In the end my prayers were answered. I had been granted the gift of letting go slowly. I shared this story with a friend who said he knew someone who worked in hospice. My friend had asked him how he would want to go knowing this man had seen a great deal of death in his profession. His answer? Cancer. He said that was the way to go. He said it’s best for the person dying and family and friends. As cancer is eating away at a person’s body, her mind, emotions, and spirit are still intact. This gives patients and their loved ones time to come to grips with what is to come. We hear of an old many having a heart attack or someone getting hit by a bus and we say, “That’s the way I want to go.” Is it? The last fifteen months with Sydney were painful as I watched her body and mind change. But I had time to grieve and to let go.

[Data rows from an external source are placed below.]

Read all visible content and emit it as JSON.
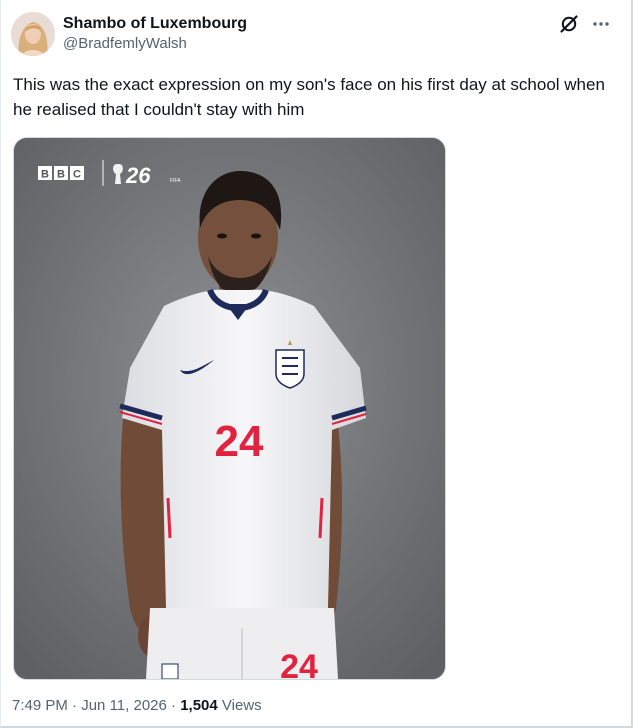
{
  "author": {
    "display_name": "Shambo of Luxembourg",
    "handle": "@BradfemlyWalsh"
  },
  "icons": {
    "grok": "grok-icon",
    "more": "more-icon"
  },
  "tweet": {
    "text": "This was the exact expression on my son's face on his first day at school when he realised that I couldn't stay with him"
  },
  "media": {
    "bbc_letters": [
      "B",
      "B",
      "C"
    ],
    "event_logo_text": "26",
    "fifa_text": "FIFA",
    "shirt_number": "24",
    "shorts_number": "24"
  },
  "meta": {
    "time": "7:49 PM",
    "sep1": "·",
    "date": "Jun 11, 2026",
    "sep2": "·",
    "views_count": "1,504",
    "views_label": "Views"
  },
  "colors": {
    "text": "#0f1419",
    "muted": "#536471",
    "shirt_red": "#e0233f",
    "shirt_navy": "#1d2a5a"
  }
}
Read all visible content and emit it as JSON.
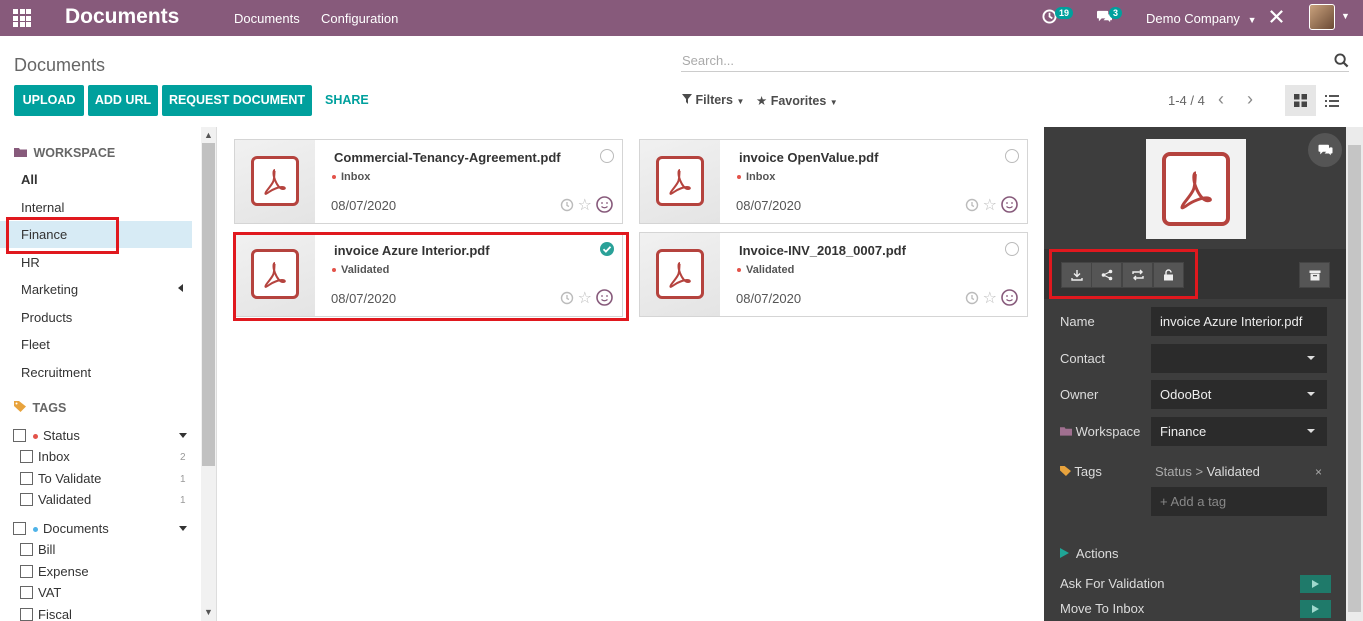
{
  "topbar": {
    "brand": "Documents",
    "menu": [
      "Documents",
      "Configuration"
    ],
    "activity_count": "19",
    "message_count": "3",
    "company": "Demo Company"
  },
  "control_panel": {
    "title": "Documents",
    "search_placeholder": "Search...",
    "buttons": [
      "UPLOAD",
      "ADD URL",
      "REQUEST DOCUMENT"
    ],
    "share_label": "SHARE",
    "filters_label": "Filters",
    "favorites_label": "Favorites",
    "pager": "1-4 / 4"
  },
  "sidebar": {
    "workspace_title": "WORKSPACE",
    "workspaces": [
      "All",
      "Internal",
      "Finance",
      "HR",
      "Marketing",
      "Products",
      "Fleet",
      "Recruitment"
    ],
    "tags_title": "TAGS",
    "status_group": "Status",
    "status_tags": [
      {
        "label": "Inbox",
        "count": "2"
      },
      {
        "label": "To Validate",
        "count": "1"
      },
      {
        "label": "Validated",
        "count": "1"
      }
    ],
    "documents_group": "Documents",
    "document_tags": [
      "Bill",
      "Expense",
      "VAT",
      "Fiscal"
    ]
  },
  "cards": [
    {
      "name": "Commercial-Tenancy-Agreement.pdf",
      "tag": "Inbox",
      "date": "08/07/2020",
      "selected": false
    },
    {
      "name": "invoice OpenValue.pdf",
      "tag": "Inbox",
      "date": "08/07/2020",
      "selected": false
    },
    {
      "name": "invoice Azure Interior.pdf",
      "tag": "Validated",
      "date": "08/07/2020",
      "selected": true
    },
    {
      "name": "Invoice-INV_2018_0007.pdf",
      "tag": "Validated",
      "date": "08/07/2020",
      "selected": false
    }
  ],
  "inspector": {
    "name_label": "Name",
    "name_value": "invoice Azure Interior.pdf",
    "contact_label": "Contact",
    "contact_value": "",
    "owner_label": "Owner",
    "owner_value": "OdooBot",
    "workspace_label": "Workspace",
    "workspace_value": "Finance",
    "tags_label": "Tags",
    "tag_prefix": "Status > ",
    "tag_value": "Validated",
    "add_tag_placeholder": "+ Add a tag",
    "actions_label": "Actions",
    "actions": [
      "Ask For Validation",
      "Move To Inbox"
    ]
  },
  "colors": {
    "topbar": "#875a7b",
    "primary": "#00a09d",
    "highlight_box": "#e0181e",
    "pdf_red": "#b5433e"
  }
}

I cried countless tears fearing the worst, so when it was time to say goodbye, I could be with her, to hold her as she passed on to the next realm.
I find myself reaching down at my side scratching the ear that is no longer there or running to her aid when a crack of thunder ascends on the house. I am still grieving, but not in the ways I imagined. I did the best I could for her and her for me. In the end, that is all anyone can ask for.